Luego mi mujer me dijo que la llevara afuera de la casa para que volviera al
bosque. Caminé por el angosto pasillo y salí. La miré por última vez y la hice
volar. Ascendió. La vi ir hacia el cielo donde las estrellas brillaban con gran
intensidad.
Vino
a mi mente un recuerdo.
En los primeros minutos del primero
de mayo de mil novecientos noventa y cuatro, yo me fui a descansar en la
camioneta de mi hermana Tita, quien se quedó en el cuarto donde mi padre se
debatía entre la vida y la muerte en el Hospital Regional de Zapotlán. Sin
poder conciliar el sueño (y como me había acomodado en la parte trasera del
vehículo) de pronto miré en el alto cielo cruzar una estrella fugaz. De
inmediato mi corazón aceleró su ritmo y supe —y me dije—: “Mi padre ha muerto”.
Me
incorporé y salí. Ya en la puerta mis hermanas Tere y Tita salían a confirmarme
lo que ya sabía. Quise ver por última vez a mi padre, pero la gente del
hospital me negó esa posibilidad. Me quedé, entonces, con esa chisporroteante
luz en el cielo como el último recuerdo de mi padre. A los pocos días escribí
(casi en un estado de sonámbulo) unos poemas en su memoria.
Entré
de nuevo a la casa y su universo, antes visto y revisto, tenía otras formas y
otros preceptos. La gota de agua que constante cae del grifo del baño sonaba más
fuerte de lo acostumbrado, parecía, en todo caso, que la trayectoria hacia el
vacío y, luego, al estrellarse en el piso era más audible. Y su constancia más
firme. De hecho, todos los sonidos de la casa se habían volcado y su ritmo era
distinto, quizás se acondicionaron al ritmo de mi corazón, que en ese instante
se había acelerado. Todo tenía ese nuevo temblor, y cada objeto ubicado en la
casa, se había desordenado al punto de modificar la arquitectura y el diseño
que antes tuvo. En un momento todo había cambiado. Cada cosa. Todo espacio.

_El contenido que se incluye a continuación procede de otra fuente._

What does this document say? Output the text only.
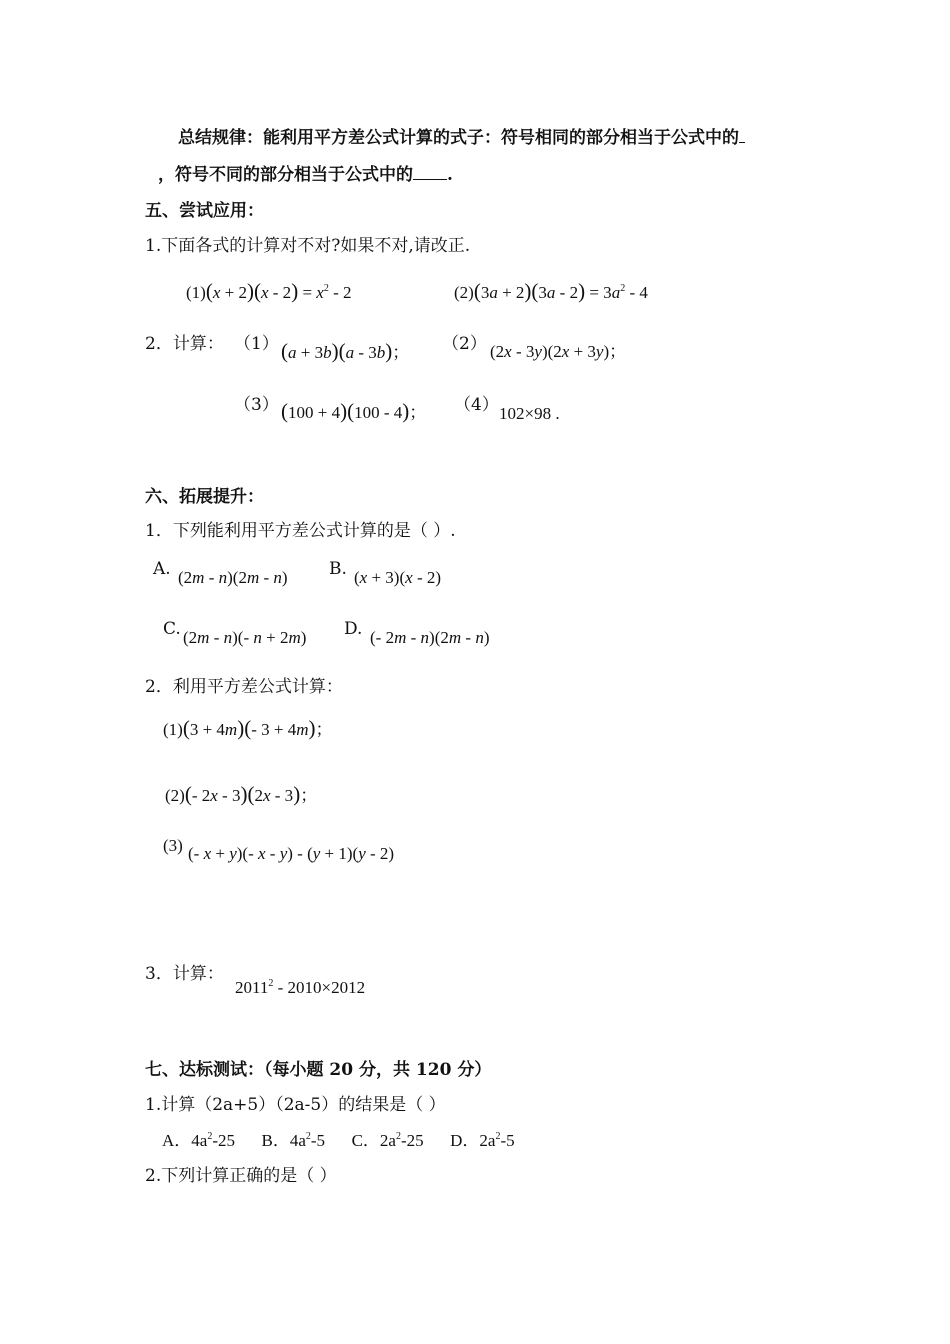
总结规律：能利用平方差公式计算的式子：符号相同的部分相当于公式中的
，符号不同的部分相当于公式中的 .
五、尝试应用：
1.下面各式的计算对不对?如果不对,请改正.
$(1)(x + 2)(x - 2) = x^2 - 2$	$(2)(3a + 2)(3a - 2) = 3a^2 - 4$
2．计算： （1） (a + 3b)(a - 3b)； （2） (2x - 3y)(2x + 3y)；
（3） (100 + 4)(100 - 4)； （4） 102×98 .
六、拓展提升：
1．下列能利用平方差公式计算的是（ ）.
A. (2m - n)(2m - n) B. (x + 3)(x - 2)
C. (2m - n)(- n + 2m) D. (- 2m - n)(2m - n)
2．利用平方差公式计算：
(1)(3 + 4m)(- 3 + 4m)；
(2)(- 2x - 3)(2x - 3)；
(3) (- x + y)(- x - y) - (y + 1)(y - 2)
3．计算：
2011$^2$ - 2010×2012
七、达标测试：（每小题 20 分，共 120 分）
1.计算（2a+5）（2a-5）的结果是（ ）
A．$4a^2-25$ B．$4a^2-5$ C．$2a^2-25$ D．$2a^2-5$
2.下列计算正确的是（ ）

Incluso el viento que entraba por las ventanas de la sala hacía un susurro
diferente. Me paralizó la muda del lugar. La casa no era la casa, sino que era
parte del universo o, tal vez, era un nuevo y mínimo universo recién creado y
que veía por vez primera. El plas-plas de la gota del grifo de la regadera y su
trayectoria al abismarse se volvió más evidente, y las luces que antes fueron
artificiales parecían distintas, como si el cielo del bosque hubiera entrado y
ahora estuviera dentro de la casa. Cada sonido: la madera de los muebles que
crujen, los tintines de las campanas tubulares, las plantas, el vuelo de ese
insecto que merodeaba las frutas, el arranque del motor del refrigerador, el
movimiento de las cortinas y de la ropa tendida en el patio interior. Me detuve
un momento. Miré el espejo de cuerpo entero que está junto a la mesa del
comedor: estaba allí la noche estrellada y la estrella fugaz de aquella noche
en la que había muerto mi padre. Y un vértigo me hizo trastabillar al dar un
paso hacia el estrecho pasillo. Como pude entré en él y fue como cruzar a
través de una máquina del tiempo, porque hacia el final, cuando mis pasos se
hicieron más firmes, entré a la habitación. Allí estaba mi mujer. Y las aspas
del ventilador. Y los libros y todos los objetos en su espacio. Pero no la catarina
que antes dormía en el techo. La mínima sombra que antes se plasmaba allí, ya
había desaparecido. Fui a la cama y me desplomé, a mi memoria vino un poema
antiguo, que había escrito hace veinticinco años, sobre una de las últimas
visiones de mi padre vivo.
Es un fantasma el que come a mi
lado. Es un hombre sin esperanza, a punto de morir. En el plato y la olla,
navega un pescado con el cuerpo destruido. En la mesa, el salero es una
diminuta constelación: las estrellas lanzan sus tímidas luces. Si la sal se
desparramara ahora, sería como si la noche enviara sus astros. Y esos astros
nos cegarían.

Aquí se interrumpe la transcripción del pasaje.